If Haskell had no undefined value (or any equivalent) we could still encode the undefined behavior like this, using U as the undefined value:
data Any = B Bool | N Int | C Any Any | Nil | F (Any -> Any) | U
length (Nil ) = N 0
length (C car cdr) = case (length cdr) ofN n -> 1 + n
U -> U
-- we propagate the undefined case
length _ = U
-- all other cases return the undefined primitive
example (B True) x = length x
example (B False) (N n) = N (n * 2)
example _ _ = U
This is less convenient, but it is a syntax issue not one of semantics.

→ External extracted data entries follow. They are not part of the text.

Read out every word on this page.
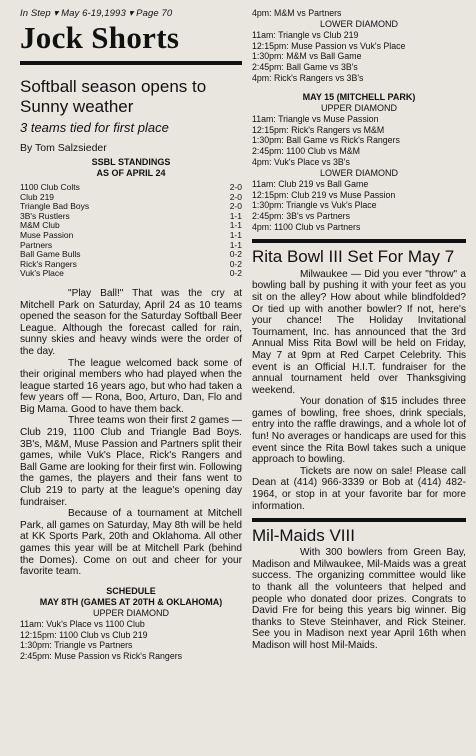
In Step ▾ May 6-19,1993 ▾ Page 70
Jock Shorts
Softball season opens to Sunny weather
3 teams tied for first place
By Tom Salzsieder
SSBL STANDINGS
AS OF APRIL 24
1100 Club Colts	2-0
Club 219	2-0
Triangle Bad Boys	2-0
3B's Rustlers	1-1
M&M Club	1-1
Muse Passion	1-1
Partners	1-1
Ball Game Bulls	0-2
Rick's Rangers	0-2
Vuk's Place	0-2

"Play Ball!" That was the cry at Mitchell Park on Saturday, April 24 as 10 teams opened the season for the Saturday Softball Beer League. Although the forecast called for rain, sunny skies and heavy winds were the order of the day.

The league welcomed back some of their original members who had played when the league started 16 years ago, but who had taken a few years off — Rona, Boo, Arturo, Dan, Flo and Big Mama. Good to have them back.

Three teams won their first 2 games — Club 219, 1100 Club and Triangle Bad Boys. 3B's, M&M, Muse Passion and Partners split their games, while Vuk's Place, Rick's Rangers and Ball Game are looking for their first win. Following the games, the players and their fans went to Club 219 to party at the league's opening day fundraiser.

Because of a tournament at Mitchell Park, all games on Saturday, May 8th will be held at KK Sports Park, 20th and Oklahoma. All other games this year will be at Mitchell Park (behind the Domes). Come on out and cheer for your favorite team.

SCHEDULE
MAY 8TH (GAMES AT 20TH & OKLAHOMA)
UPPER DIAMOND
11am: Vuk's Place vs 1100 Club
12:15pm: 1100 Club vs Club 219
1:30pm: Triangle vs Partners
2:45pm: Muse Passion vs Rick's Rangers
4pm: M&M vs Partners
LOWER DIAMOND
11am: Triangle vs Club 219
12:15pm: Muse Passion vs Vuk's Place
1:30pm: M&M vs Ball Game
2:45pm: Ball Game vs 3B's
4pm: Rick's Rangers vs 3B's
MAY 15 (MITCHELL PARK)
UPPER DIAMOND
11am: Triangle vs Muse Passion
12:15pm: Rick's Rangers vs M&M
1:30pm: Ball Game vs Rick's Rangers
2:45pm: 1100 Club vs M&M
4pm: Vuk's Place vs 3B's
LOWER DIAMOND
11am: Club 219 vs Ball Game
12:15pm: Club 219 vs Muse Passion
1:30pm: Triangle vs Vuk's Place
2:45pm: 3B's vs Partners
4pm: 1100 Club vs Partners
Rita Bowl III Set For May 7

Milwaukee — Did you ever "throw" a bowling ball by pushing it with your feet as you sit on the alley? How about while blindfolded? Or tied up with another bowler? If not, here's your chance! The Holiday Invitational Tournament, Inc. has announced that the 3rd Annual Miss Rita Bowl will be held on Friday, May 7 at 9pm at Red Carpet Celebrity. This event is an Official H.I.T. fundraiser for the annual tournament held over Thanksgiving weekend.

Your donation of $15 includes three games of bowling, free shoes, drink specials, entry into the raffle drawings, and a whole lot of fun! No averages or handicaps are used for this event since the Rita Bowl takes such a unique approach to bowling.

Tickets are now on sale! Please call Dean at (414) 966-3339 or Bob at (414) 482-1964, or stop in at your favorite bar for more information.

Mil-Maids VIII

With 300 bowlers from Green Bay, Madison and Milwaukee, Mil-Maids was a great success. The organizing committee would like to thank all the volunteers that helped and people who donated door prizes. Congrats to David Fre for being this years big winner. Big thanks to Steve Steinhaver, and Rick Steiner. See you in Madison next year April 16th when Madison will host Mil-Maids.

Fundamentally dynamically typed languages rely on the existence of undefined behavior, either via failed tag matches, doesNotUnderstand: messages or plain crashes. This same feature exist in most statically typed languages, so it's possible to encode dynamic typing in them, albeit with less syntactic sugar but it adds no value to them. Most dynamic languages reify this undefined behavior and allow it to be inspected at runtime, so a program can work around a undefined behavior which adds a meta-programming feature to the language (e.g. using method_missing in Ruby) but this is orthogonal to the basic idea of allowing programs with undefined paths to be expressed because of the value found in the defined/executable paths.

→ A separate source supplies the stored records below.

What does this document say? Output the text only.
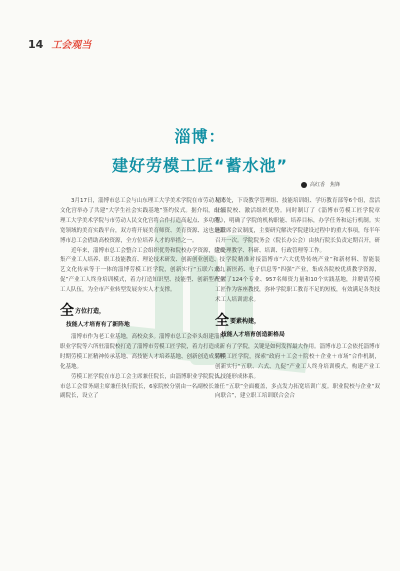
14 工会观当
淄博：
建好劳模工匠“蓄水池”
高红香　焦锋

3月17日，淄博市总工会与山东理工大学美术学院在市劳动人民文化宫举办了共建“大学生社会实践基地”签约仪式。据介绍，山东理工大学美术学院与市劳动人民文化宫将合作打造高起点、多功能、宽领域的美育实践平台，双方将开展美育师资、美育资源、这也是淄博市总工会借助高校资源，全方位培养人才的举措之一。

近年来，淄博市总工会整合工会组织优势和院校办学资源，建成集产业工人培养、职工技能教育、理论技术研发、创新创业创造、技艺文化传承等于一体的淄博劳模工匠学院，创新实行“五联六式九促”产业工人终身培训模式，着力打造知识型、技能型、创新型产业工人队伍，为全市产业转型发展夯实人才支撑。

全 方位打造，
技能人才培育有了新阵地

淄博市作为老工业基地，高校众多。淄博市总工会牵头组建淄博职业学院等六所驻淄院校打造了淄博市劳模工匠学院，着力打造成新时期劳模工匠精神传承基地、高技能人才培养基地、创新创造成果孵化基地。

劳模工匠学院在市总工会主席兼任院长，由淄博职业学院院长、市总工会常务副主席兼任执行院长，6家院校分别由一名副校长兼任副院长，设立了

秘书处，下设教学管理组、技能培训组、学历教育部等6个组，盘活驻淄院校、激活组织优势。同时制订了《淄博市劳模工匠学院章程》，明确了学院的机构职能、培养目标，办学任务和运行机制。实施联席会议制度，主要研究解决学院建设过程中的重大事项，每半年召开一次。学院院务会（院长办公会）由执行院长负责定期召开，研究处理教学、科研、培训、行政管理等工作。

学院精准对接淄博市“六大优势传统产业”和新材料、智能装备、新医药、电子信息等“四强”产业，集成各院校优质教学资源，配置了124个专业、957名师资力量和10个实践基地，并聘请劳模工匠作为客座教授，弥补学院职工教育不足的短板，有效满足各类技术工人培训需求。

全 要素构建，
技能人才培育创造新格局

有了学院，关键是如何发挥最大作用。淄博市总工会依托淄博市劳模工匠学院，探索“政府＋工会＋院校＋企业＋市场”合作机制，创新实行“五联、六式、九促”产业工人终身培训模式，构建产业工人技能形成体系。

“五联”全面覆盖，多点发力拓宽培训广度。职业院校与企业“双向联合”，建立职工培训联合会合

Theoretically it's possible to make all behavior defined, you just need to consider all cases in the primitives. For example, if statements/expressions require a boolean but many dynamic languages have the concept of truthiness so one can use anything in the test part of the if and it'll never fail at runtime with some sort of undefined behavior error. You can extend this to all primitives (e.g. arithmetic operators return their unit when presented with invalid values, attribute accessing returns Nil for undefined attributes) and end up with a program that won't crash but may do very unexpected things. This language is equivalent to using on error resume next in classic VB.
There's research on gradual typing which tries to provide a single type system with static and dynamic parts with minimal overhead. The results from this research is very encouraging as it would allow a program to have static guarantees over some areas and not over others, which can be very useful for some forms of programming.